The Diurnal Cycle of the Ocean Surface Boundary Layer: New Observations and New Models

Stephen E Belcher1, Alan L Grant1, Natasha Sarah Lucas2, Tom Philip Rippeth3, Brodie Pearson4, Jeff Polton5, Matthew Palmer5, Gillian Mary Damerell6 and Karen J. Heywood7, (1)University of Reading, Reading, RG6, United Kingdom, (2)Bangor University, School of Ocean Sciences, Menai Bridge, United Kingdom, (3)Bangor University, School of Ocean Sciences, Bangor, Wales, United Kingdom, (4)Brown University, Providence, RI, United States, (5)National Oceanography Centre, Liverpool, United Kingdom, (6)University of East Anglia, Norwich, United Kingdom, (7)University of East Anglia, Norwich, NR4, United Kingdom
Abstract:
New observations of the turbulent dissipation rate in the upper ocean were made during the OSMOSIS cruise with a microstructure glider in the N.E. Atlantic in September 2012. During periods of relatively low wind the OSBL exhibits a strong diurnal cycle. At night the OSBL is deepened by a combination of cooling and wind-wave forcing. After sunrise, solar radiation warms the water column. In pure wind forcing, the layer would form a stably stratified shear layer with a strong temperature gradient near the surface. With wind and wave forcing the interaction between the Stokes drift of the surface waves and vorticity in the turbulence means that mixing continues to be driven via Langmuir turbulence, leading to a shallow well-mixed layer overlying a diurnal thermocline. This is the structure observed in the cruise data (and also seen by Kukulka et al, 2013).

We perform Large Eddy Simulations forced by the observed surface fluxes, which quantitatively capture the diurnal cycle of the turbulence measured during the cruise when wave-driven Langmuir turbulence is modelled.
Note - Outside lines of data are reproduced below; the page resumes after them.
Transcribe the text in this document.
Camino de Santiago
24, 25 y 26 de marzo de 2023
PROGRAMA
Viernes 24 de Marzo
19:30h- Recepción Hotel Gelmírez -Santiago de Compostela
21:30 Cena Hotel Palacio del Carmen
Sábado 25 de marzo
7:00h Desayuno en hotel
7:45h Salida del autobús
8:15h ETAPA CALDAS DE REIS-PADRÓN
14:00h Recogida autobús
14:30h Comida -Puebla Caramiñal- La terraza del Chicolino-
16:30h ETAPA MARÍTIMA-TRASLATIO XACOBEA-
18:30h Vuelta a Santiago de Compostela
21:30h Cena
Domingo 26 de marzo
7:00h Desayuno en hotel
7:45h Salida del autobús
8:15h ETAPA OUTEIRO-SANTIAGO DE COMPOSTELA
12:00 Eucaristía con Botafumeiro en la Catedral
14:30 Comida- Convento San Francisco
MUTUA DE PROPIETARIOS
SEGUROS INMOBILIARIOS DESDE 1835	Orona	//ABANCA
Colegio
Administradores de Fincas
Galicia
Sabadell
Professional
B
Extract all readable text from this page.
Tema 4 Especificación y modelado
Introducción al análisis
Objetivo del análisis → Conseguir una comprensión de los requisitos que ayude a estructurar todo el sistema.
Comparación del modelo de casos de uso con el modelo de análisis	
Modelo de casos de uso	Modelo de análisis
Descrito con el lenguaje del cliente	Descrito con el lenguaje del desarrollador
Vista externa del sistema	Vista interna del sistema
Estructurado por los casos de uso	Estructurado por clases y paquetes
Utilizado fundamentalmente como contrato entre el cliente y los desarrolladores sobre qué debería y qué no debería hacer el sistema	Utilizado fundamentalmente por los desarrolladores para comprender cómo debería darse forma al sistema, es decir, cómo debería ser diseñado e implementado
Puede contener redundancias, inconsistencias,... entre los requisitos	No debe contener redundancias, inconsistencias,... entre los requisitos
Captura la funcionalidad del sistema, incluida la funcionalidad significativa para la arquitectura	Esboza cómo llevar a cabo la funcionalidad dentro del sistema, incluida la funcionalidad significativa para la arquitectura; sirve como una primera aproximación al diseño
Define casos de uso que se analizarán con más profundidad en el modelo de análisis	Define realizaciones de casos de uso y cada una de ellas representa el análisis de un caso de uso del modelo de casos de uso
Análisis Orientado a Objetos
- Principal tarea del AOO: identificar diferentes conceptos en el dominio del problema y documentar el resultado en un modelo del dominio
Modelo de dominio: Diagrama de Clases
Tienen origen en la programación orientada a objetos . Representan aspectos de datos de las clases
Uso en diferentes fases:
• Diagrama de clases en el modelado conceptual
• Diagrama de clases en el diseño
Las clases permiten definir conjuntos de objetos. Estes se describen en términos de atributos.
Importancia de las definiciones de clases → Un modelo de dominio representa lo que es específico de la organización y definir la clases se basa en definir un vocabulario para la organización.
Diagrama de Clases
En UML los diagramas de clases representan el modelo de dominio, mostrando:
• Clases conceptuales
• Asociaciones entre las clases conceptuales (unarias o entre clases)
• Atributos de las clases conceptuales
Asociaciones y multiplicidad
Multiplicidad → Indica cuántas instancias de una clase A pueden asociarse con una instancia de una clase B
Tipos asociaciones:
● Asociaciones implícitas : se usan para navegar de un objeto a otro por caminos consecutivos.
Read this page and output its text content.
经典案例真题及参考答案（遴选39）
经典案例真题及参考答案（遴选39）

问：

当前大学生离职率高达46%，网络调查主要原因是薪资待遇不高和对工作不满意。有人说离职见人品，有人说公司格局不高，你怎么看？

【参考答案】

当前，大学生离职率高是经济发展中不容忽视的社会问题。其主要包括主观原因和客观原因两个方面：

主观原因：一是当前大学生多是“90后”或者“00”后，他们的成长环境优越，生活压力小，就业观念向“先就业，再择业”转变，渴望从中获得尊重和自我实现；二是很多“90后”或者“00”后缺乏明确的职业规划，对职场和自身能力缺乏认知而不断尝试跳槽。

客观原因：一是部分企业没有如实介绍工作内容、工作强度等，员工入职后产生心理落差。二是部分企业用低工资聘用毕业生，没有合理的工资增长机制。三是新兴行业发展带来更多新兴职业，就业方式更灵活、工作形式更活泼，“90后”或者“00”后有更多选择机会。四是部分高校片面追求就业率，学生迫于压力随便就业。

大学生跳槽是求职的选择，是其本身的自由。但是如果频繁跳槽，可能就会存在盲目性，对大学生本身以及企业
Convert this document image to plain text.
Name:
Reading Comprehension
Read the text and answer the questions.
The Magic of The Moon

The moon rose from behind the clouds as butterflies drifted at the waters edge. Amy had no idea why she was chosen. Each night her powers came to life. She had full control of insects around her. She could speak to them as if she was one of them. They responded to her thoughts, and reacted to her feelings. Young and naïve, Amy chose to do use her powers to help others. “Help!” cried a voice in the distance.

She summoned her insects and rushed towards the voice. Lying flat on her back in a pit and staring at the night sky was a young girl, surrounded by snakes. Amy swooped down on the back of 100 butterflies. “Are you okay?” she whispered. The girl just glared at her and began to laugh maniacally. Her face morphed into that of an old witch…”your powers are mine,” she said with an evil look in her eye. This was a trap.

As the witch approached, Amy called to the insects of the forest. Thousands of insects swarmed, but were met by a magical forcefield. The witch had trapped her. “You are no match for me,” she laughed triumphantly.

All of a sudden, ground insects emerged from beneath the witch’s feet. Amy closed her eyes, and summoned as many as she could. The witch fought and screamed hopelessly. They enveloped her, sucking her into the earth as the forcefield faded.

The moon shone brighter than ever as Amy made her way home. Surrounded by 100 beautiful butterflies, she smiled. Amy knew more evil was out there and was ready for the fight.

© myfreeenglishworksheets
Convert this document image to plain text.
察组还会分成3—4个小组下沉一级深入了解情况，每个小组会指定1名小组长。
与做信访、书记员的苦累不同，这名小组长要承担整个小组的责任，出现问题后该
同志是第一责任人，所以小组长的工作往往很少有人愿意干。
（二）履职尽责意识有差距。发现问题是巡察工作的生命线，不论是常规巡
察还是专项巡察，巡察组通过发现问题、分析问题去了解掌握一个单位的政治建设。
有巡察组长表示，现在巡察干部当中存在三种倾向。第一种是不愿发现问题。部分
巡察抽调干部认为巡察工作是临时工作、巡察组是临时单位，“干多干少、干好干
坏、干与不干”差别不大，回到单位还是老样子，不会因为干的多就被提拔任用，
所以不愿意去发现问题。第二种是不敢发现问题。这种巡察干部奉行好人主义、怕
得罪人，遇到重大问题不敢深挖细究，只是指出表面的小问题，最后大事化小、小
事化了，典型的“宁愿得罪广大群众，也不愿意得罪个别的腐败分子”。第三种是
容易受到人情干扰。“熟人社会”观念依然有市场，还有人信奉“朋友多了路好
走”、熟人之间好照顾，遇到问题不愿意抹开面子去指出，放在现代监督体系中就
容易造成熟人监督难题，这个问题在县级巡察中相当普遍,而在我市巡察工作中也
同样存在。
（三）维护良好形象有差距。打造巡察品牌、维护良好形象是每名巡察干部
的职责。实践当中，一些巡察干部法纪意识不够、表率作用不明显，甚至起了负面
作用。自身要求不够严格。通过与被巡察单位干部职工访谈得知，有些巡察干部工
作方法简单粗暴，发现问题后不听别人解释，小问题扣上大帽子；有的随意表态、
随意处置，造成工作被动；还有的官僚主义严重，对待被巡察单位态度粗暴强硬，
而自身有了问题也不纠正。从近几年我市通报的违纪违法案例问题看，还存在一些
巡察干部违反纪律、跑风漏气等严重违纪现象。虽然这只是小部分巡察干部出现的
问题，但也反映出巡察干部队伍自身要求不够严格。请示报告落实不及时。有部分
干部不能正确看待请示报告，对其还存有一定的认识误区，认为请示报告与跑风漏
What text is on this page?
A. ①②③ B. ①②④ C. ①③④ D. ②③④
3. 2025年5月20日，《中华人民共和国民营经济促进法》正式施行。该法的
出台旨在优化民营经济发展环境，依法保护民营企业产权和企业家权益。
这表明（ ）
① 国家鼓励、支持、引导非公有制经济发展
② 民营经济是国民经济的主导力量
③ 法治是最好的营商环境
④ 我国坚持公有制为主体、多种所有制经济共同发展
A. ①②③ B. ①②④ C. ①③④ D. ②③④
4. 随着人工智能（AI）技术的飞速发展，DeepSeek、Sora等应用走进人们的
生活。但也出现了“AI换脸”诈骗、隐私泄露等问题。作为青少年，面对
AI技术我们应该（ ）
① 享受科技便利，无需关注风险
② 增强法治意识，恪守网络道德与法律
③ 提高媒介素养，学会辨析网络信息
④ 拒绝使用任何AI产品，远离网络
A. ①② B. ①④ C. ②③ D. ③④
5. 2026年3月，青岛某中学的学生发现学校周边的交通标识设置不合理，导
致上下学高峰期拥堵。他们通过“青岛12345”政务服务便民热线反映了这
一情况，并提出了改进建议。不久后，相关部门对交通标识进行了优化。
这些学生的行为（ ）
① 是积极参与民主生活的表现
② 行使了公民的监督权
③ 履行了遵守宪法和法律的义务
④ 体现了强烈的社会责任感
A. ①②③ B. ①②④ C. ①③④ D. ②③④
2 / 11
We also develop a new prognostic model for the depth of the OSBL, as a first step towards developing a new OSBL parameterisation. It is based on conservation of heat, mean potential energy and turbulent kinetic energy in the layer, and includes wave-driven processes. The model agrees well with the OSMOSIS cruise measurements, including several pronounced diurnal cycles and a period of sustained deepening through wind-wave forcing. Early results demonstrate good comparison observations taken during OSMOSIS by gliders that extend through a whole annual cycle.